U-100 vs U-40 Insulin Syringes
Insulin syringes come in two scales, U-100 and U-40. The "U" number is a concentration — units per millilitre — and it sets what every marking on the barrel means. Reading a draw on the wrong scale changes the number without changing the liquid.
What the U number means
The scale says how many units fit in one millilitre. It comes from insulin strength, but the marks are really just a unit-to-volume ruler, so the same idea applies to any liquid you measure in a syringe.
U-100 is by far the most common today. U-40 is an older, lower-strength scale still seen on some veterinary insulin syringes, which is usually where the mix-up starts.
Why it matters for a peptide draw
Reconstitution math works in volume: concentration is the amount in the vial divided by the water you add, and a dose is a volume of that solution. The syringe scale only decides which number that volume lines up with. On a U-100 syringe, 0.1 mL is the "10 units" mark; on a U-40 syringe the same 0.1 mL sits at the "4 units" mark. Same liquid, different label — so a figure written in U-100 units and read on a U-40 barrel is the wrong volume.
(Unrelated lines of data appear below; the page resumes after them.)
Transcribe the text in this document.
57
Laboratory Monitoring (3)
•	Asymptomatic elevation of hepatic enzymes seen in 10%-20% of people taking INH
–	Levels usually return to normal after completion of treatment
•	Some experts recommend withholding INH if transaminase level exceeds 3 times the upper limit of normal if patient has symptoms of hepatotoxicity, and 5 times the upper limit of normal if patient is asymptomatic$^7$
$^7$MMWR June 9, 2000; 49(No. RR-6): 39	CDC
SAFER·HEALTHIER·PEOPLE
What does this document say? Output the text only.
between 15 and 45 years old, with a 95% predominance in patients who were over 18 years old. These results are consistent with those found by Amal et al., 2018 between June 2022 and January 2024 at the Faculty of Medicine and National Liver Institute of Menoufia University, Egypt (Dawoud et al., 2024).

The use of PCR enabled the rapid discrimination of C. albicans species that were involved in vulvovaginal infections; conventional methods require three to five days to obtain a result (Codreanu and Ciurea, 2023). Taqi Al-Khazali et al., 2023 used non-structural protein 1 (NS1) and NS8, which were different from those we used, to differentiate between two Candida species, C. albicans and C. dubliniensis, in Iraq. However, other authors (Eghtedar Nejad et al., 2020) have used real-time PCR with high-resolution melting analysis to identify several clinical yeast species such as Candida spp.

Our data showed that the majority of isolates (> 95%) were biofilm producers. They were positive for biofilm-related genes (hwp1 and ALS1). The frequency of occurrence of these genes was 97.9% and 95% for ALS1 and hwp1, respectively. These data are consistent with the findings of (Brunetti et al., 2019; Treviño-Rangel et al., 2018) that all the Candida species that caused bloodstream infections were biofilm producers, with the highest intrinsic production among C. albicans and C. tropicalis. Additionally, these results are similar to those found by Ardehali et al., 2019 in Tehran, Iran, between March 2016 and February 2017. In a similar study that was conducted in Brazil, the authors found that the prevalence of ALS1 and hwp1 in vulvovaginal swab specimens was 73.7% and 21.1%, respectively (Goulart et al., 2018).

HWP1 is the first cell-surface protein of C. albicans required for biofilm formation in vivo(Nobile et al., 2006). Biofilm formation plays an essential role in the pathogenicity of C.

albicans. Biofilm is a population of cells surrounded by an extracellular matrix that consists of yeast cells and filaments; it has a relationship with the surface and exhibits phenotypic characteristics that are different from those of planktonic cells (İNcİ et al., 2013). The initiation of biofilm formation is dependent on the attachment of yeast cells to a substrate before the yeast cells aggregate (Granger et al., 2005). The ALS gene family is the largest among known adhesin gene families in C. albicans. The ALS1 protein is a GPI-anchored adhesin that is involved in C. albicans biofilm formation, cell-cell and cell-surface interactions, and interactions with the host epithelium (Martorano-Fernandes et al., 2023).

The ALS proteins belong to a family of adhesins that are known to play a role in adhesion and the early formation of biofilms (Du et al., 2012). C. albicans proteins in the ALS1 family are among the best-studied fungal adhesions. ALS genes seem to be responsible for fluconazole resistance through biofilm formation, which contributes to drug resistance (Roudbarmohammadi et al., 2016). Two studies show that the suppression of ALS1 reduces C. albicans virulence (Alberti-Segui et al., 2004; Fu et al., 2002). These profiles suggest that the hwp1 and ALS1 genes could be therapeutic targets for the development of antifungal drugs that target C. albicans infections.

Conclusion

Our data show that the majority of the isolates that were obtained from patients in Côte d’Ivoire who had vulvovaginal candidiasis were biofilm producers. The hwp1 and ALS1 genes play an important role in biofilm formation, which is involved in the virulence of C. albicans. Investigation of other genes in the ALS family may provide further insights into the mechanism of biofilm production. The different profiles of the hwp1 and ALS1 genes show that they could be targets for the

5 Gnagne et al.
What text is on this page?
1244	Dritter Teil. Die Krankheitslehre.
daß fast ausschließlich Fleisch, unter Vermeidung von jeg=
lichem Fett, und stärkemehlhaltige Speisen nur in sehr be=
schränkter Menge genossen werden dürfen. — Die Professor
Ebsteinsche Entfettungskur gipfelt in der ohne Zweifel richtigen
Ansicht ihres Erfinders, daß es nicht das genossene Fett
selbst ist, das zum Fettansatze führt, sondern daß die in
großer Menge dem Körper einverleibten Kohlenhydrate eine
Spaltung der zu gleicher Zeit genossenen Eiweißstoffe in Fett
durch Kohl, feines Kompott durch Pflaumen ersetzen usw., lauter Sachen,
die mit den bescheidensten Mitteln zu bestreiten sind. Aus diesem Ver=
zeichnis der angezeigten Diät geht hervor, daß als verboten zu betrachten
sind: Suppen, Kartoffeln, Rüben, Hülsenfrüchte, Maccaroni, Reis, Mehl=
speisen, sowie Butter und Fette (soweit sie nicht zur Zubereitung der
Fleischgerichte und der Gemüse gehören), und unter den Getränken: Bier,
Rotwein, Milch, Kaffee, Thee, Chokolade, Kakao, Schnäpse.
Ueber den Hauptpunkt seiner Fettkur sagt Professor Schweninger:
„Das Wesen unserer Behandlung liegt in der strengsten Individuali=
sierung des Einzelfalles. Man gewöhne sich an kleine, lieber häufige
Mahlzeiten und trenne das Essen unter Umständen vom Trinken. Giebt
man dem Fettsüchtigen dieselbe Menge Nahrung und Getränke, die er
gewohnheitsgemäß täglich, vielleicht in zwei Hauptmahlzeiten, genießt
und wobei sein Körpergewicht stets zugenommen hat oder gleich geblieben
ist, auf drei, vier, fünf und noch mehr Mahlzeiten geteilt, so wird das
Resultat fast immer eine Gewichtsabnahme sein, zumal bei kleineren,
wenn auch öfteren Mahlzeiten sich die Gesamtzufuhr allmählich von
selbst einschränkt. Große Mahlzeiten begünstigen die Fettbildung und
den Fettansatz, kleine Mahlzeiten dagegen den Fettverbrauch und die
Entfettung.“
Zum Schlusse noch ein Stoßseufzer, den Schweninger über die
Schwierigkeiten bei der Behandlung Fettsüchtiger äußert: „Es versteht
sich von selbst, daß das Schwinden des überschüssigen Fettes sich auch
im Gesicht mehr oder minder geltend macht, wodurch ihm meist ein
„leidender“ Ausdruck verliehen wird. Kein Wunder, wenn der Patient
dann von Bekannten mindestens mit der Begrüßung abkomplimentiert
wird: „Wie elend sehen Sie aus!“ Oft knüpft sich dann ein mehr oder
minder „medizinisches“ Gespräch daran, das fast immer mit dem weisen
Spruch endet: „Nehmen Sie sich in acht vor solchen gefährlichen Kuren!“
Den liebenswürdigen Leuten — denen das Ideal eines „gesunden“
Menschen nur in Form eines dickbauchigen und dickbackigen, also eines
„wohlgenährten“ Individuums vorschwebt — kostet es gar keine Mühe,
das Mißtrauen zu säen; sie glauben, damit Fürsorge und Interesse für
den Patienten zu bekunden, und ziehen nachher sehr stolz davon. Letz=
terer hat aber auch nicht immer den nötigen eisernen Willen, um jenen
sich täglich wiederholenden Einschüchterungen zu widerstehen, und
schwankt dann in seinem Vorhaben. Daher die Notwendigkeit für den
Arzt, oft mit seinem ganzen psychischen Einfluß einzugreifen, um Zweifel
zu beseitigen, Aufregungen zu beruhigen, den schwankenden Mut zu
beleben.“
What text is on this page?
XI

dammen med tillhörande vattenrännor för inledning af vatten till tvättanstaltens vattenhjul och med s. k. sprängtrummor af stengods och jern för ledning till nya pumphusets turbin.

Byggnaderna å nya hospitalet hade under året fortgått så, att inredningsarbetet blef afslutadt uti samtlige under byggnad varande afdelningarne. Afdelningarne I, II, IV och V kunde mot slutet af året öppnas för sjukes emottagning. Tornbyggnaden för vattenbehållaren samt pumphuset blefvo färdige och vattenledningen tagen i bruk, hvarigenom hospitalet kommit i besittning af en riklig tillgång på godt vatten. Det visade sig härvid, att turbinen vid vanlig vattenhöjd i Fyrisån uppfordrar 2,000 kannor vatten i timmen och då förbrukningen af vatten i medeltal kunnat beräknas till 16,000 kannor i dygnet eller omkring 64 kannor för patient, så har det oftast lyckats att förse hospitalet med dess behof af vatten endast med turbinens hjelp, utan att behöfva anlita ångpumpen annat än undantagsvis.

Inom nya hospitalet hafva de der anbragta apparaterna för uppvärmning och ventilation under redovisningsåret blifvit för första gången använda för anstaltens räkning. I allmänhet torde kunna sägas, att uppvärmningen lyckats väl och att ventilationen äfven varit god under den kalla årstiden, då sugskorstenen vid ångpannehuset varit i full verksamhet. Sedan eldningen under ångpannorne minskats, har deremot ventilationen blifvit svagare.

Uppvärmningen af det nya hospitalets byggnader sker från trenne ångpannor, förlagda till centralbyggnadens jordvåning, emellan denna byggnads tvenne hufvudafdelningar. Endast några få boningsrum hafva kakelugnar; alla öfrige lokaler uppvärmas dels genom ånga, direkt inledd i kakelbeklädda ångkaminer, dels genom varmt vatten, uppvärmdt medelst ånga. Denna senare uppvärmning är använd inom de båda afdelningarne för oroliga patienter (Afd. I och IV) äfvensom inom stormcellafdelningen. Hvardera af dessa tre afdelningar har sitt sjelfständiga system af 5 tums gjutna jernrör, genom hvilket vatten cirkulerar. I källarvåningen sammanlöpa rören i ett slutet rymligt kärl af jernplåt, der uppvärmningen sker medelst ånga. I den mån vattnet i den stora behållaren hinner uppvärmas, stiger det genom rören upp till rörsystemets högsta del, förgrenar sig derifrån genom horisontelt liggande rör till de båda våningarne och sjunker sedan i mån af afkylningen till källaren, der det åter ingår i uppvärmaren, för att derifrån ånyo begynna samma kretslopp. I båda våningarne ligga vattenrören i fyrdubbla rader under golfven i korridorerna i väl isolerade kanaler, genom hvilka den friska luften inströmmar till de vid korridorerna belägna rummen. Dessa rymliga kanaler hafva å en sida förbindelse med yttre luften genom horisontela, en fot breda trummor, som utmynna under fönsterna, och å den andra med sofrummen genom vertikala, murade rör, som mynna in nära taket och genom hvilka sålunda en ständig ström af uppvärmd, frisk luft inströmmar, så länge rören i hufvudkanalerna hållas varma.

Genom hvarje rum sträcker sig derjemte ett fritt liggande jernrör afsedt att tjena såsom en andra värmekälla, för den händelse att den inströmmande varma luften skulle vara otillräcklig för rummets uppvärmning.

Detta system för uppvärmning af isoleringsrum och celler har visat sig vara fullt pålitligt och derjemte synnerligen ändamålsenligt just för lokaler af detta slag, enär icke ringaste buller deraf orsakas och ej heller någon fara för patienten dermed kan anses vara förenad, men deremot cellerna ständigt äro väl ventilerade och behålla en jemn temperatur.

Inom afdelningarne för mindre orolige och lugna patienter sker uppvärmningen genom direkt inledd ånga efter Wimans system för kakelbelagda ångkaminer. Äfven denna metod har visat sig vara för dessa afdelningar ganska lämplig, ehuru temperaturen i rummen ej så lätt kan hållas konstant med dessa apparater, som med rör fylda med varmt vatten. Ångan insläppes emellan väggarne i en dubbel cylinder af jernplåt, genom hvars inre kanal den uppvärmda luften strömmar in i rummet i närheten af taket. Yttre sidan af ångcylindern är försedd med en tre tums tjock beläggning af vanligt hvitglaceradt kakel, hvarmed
Converting between the two
Because the real quantity is the volume, convert through millilitres. To land on the same volume, U-40 units are the U-100 units multiplied by 40 ÷ 100 — that is, × 0.4.
The calculator assumes U-100
The reconstitution and dosage calculators report units on the standard U-100 scale, where 10 units equals 0.1 mL. If your syringe is a U-40, work in millilitres from the volume the calculator gives, or read against a U-100 barrel so the units match.